Modular artithmetic is just doing calculations on the set M. You can write that [102] = [2] instead of saying that 102 is related to 2. Another notation is:

102 = 2 Mod(100)

Anyway, modular artithmetic (modulo 100 in tis case) allows you to calculate what you want. If we delete the square brackets (or the Mod symbol):

7^4 = 1

Raise both sides to the 50-th power

7^200 = 1

and then multiply by 7:

7^201 = 7

In the general case where you have to compute:

X^Y Mod N

and there are no obvious shortcuts, it is simplest to write down the binary representaton of Y:

Y = a_{r} 2^r + a_{r-1}2^(r-1) + ..

where the a_{r} are either 1 or zero.

This means that:

Y = 2^(r1) + 2^(r2) + ...

for some r1 > r2 > ...

You can then write:

X^Y = X^[2^(r1)]*X^[2^(r2)]

So, all you have to do is to raise X to the appropriate powers of two and then multiply these things together. Raising X to such powers can be done by repeatedly squaring X.

E.g. what is

2^(1133) Mod 41?

Expand 1133 in binary system. You can do that easily by subtracting 1 if you can't divide by 2 and then dividing by 2 repeatedly until the number becomes odd, subtracting 1 again and repeating the process:

1133 = 1 + 1132

1132 = 4*283

283 = 1 + 2*141

141 = 1 + 4*35

35 = 1 + 2*17

17 = 1 + 16

1133 = 1 + 4*(1 + 2*(1+4*(1+2*(1+16))))=

1 + 4 + 8 + 32 + 64 + 1024

Note that the powers of two you get in here are just the "cumulative" product of the factors of two you get when you work your way through reducing 1133 by repeatedly subtracting 1 and dividing by two.
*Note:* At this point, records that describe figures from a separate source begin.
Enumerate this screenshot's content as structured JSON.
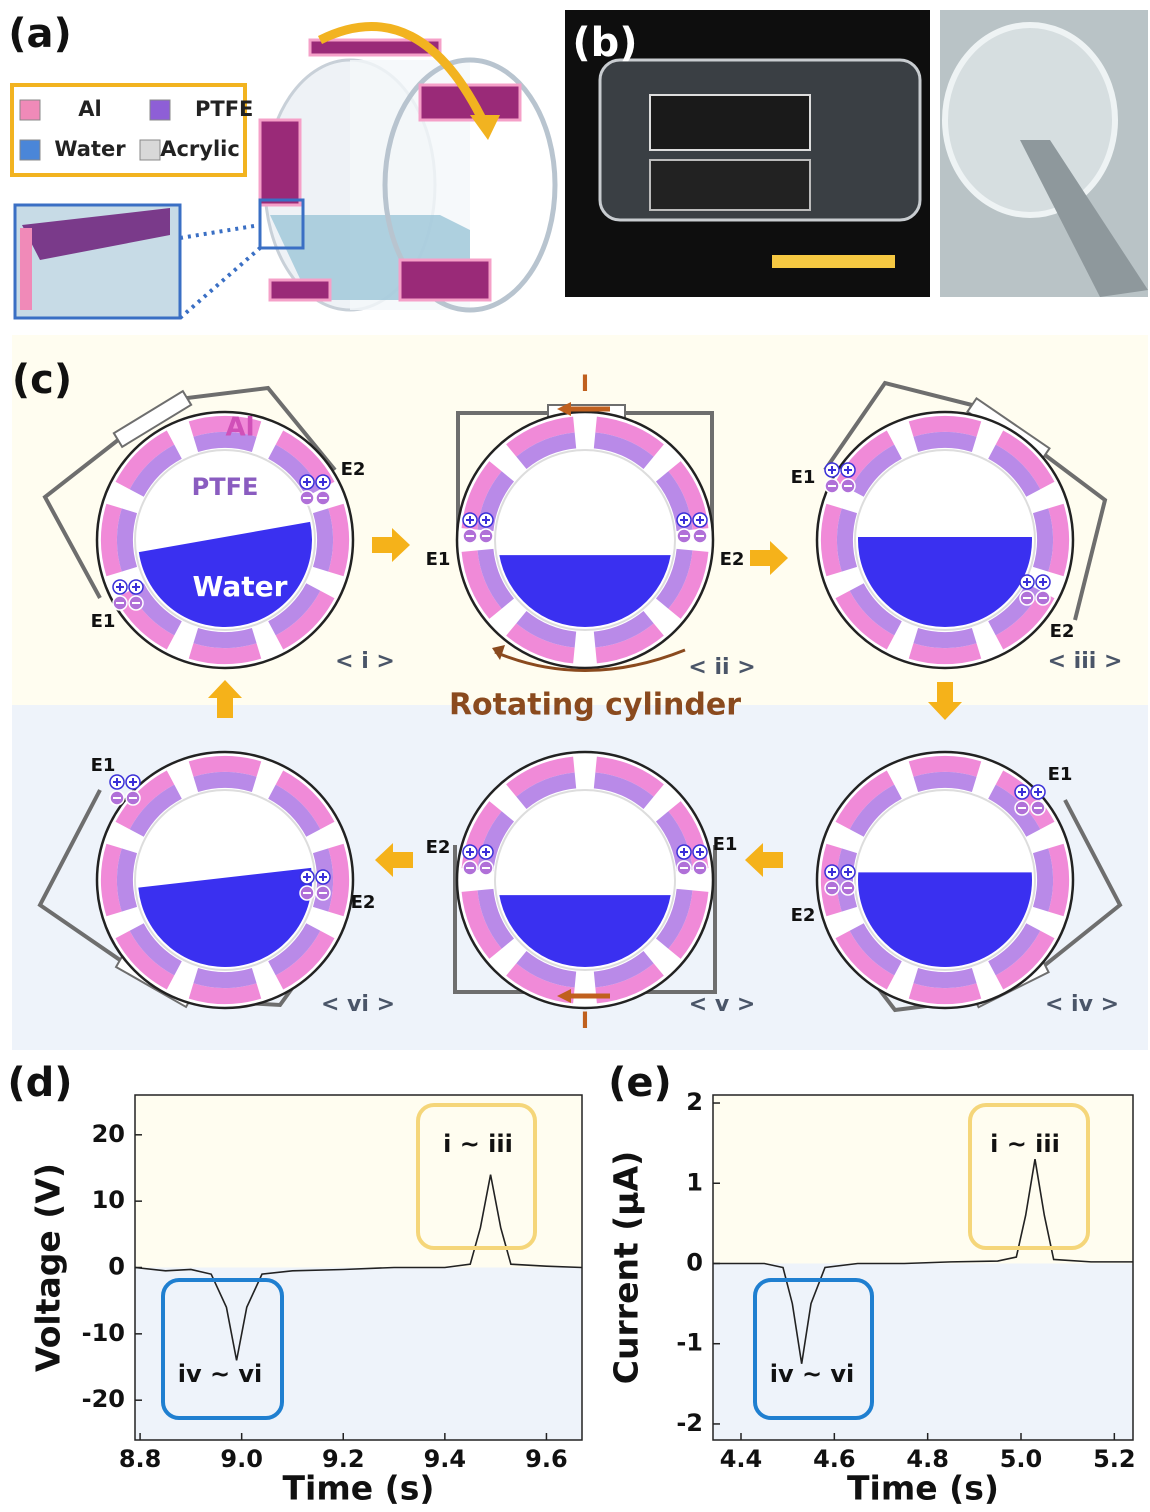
{
  "panels": {
    "a": {
      "label": "(a)",
      "legend": [
        "Al",
        "PTFE",
        "Water",
        "Acrylic"
      ]
    },
    "b": {
      "label": "(b)"
    },
    "c": {
      "label": "(c)",
      "al": "Al",
      "ptfe": "PTFE",
      "water": "Water",
      "current": "I",
      "caption": "Rotating cylinder",
      "states": [
        {
          "label": "< i >",
          "electrodes": [
            "E1",
            "E2"
          ]
        },
        {
          "label": "< ii >",
          "electrodes": [
            "E1",
            "E2"
          ]
        },
        {
          "label": "< iii >",
          "electrodes": [
            "E1",
            "E2"
          ]
        },
        {
          "label": "< iv >",
          "electrodes": [
            "E1",
            "E2"
          ]
        },
        {
          "label": "< v >",
          "electrodes": [
            "E1",
            "E2"
          ]
        },
        {
          "label": "< vi >",
          "electrodes": [
            "E1",
            "E2"
          ]
        }
      ]
    },
    "d": {
      "label": "(d)"
    },
    "e": {
      "label": "(e)"
    }
  },
  "chart_data": [
    {
      "type": "line",
      "xlabel": "Time (s)",
      "ylabel": "Voltage (V)",
      "color": "#222222",
      "x": [
        8.79,
        8.85,
        8.9,
        8.94,
        8.97,
        8.99,
        9.01,
        9.04,
        9.1,
        9.2,
        9.3,
        9.4,
        9.45,
        9.47,
        9.49,
        9.51,
        9.53,
        9.6,
        9.67
      ],
      "values": [
        0,
        -0.5,
        -0.3,
        -1,
        -6,
        -14,
        -6,
        -1,
        -0.5,
        -0.3,
        0,
        0,
        0.5,
        6,
        14,
        6,
        0.5,
        0.2,
        0
      ],
      "xlim": [
        8.79,
        9.67
      ],
      "xticks": [
        8.8,
        {
          "value": 9,
          "label": "9.0"
        },
        9.2,
        9.4,
        9.6
      ],
      "ylim": [
        -26,
        26
      ],
      "yticks": [
        -20,
        -10,
        0,
        10,
        20
      ],
      "annotations": [
        "i ~ iii",
        "iv ~ vi"
      ]
    },
    {
      "type": "line",
      "xlabel": "Time (s)",
      "ylabel": "Current (μA)",
      "color": "#222222",
      "x": [
        4.34,
        4.4,
        4.45,
        4.49,
        4.51,
        4.53,
        4.55,
        4.58,
        4.65,
        4.75,
        4.85,
        4.95,
        4.99,
        5.01,
        5.03,
        5.05,
        5.07,
        5.15,
        5.24
      ],
      "values": [
        0,
        0,
        0,
        -0.05,
        -0.5,
        -1.25,
        -0.5,
        -0.05,
        0,
        0,
        0.02,
        0.03,
        0.08,
        0.6,
        1.3,
        0.6,
        0.05,
        0.02,
        0.02
      ],
      "xlim": [
        4.34,
        5.24
      ],
      "xticks": [
        4.4,
        4.6,
        4.8,
        {
          "value": 5,
          "label": "5.0"
        },
        5.2
      ],
      "ylim": [
        -2.2,
        2.1
      ],
      "yticks": [
        -2,
        -1,
        0,
        1,
        2
      ],
      "annotations": [
        "i ~ iii",
        "iv ~ vi"
      ]
    }
  ]
}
You then calculate the powers:

2^1 = 2

2^4 = 16

2^8 = 16^2 = 10

2^16 = 10^2= 100 = 18

2^32 = 18^2 = 37

2^64 = 37^2 = (-4)^2 = 16

2^128 = 16^2 = 2^8 (already alculated)

2^(1024) = 2^64 = 16

So we obtain:

2^1133 = 2*16*10*37*16*16 = 33

To prove that the last two digits of 7^201 are 07, we can use the pattern observed in the sequence of the last two digits of powers of 7.

We know that the last two digits of 7^2 are 49, the last two digits of 7^3 are 43, the last two digits of 7^4 are 01, and the last two digits of 7^5 are 07.

We can see that the last two digits of successive powers of 7 follow a repeating pattern of 49, 43, 01, 07.

Now, let's consider the exponent 201. We can break it down into a product of primes: 201 = 3 * 67.

Now, since the pattern of the last two digits of powers of 7 repeats every 4 powers, we can find the remainder when 201 is divided by 4 to determine which power in the pattern we need to consider.

201 divided by 4 gives a remainder of 1.

Therefore, we need to look at the first power in the pattern, which is 49.

So, the last two digits of 7^201 will be the same as the last two digits of 7^1, which is 7^1 = 07.

Hence, we have proven that the last two digits of 7^201 are indeed 07.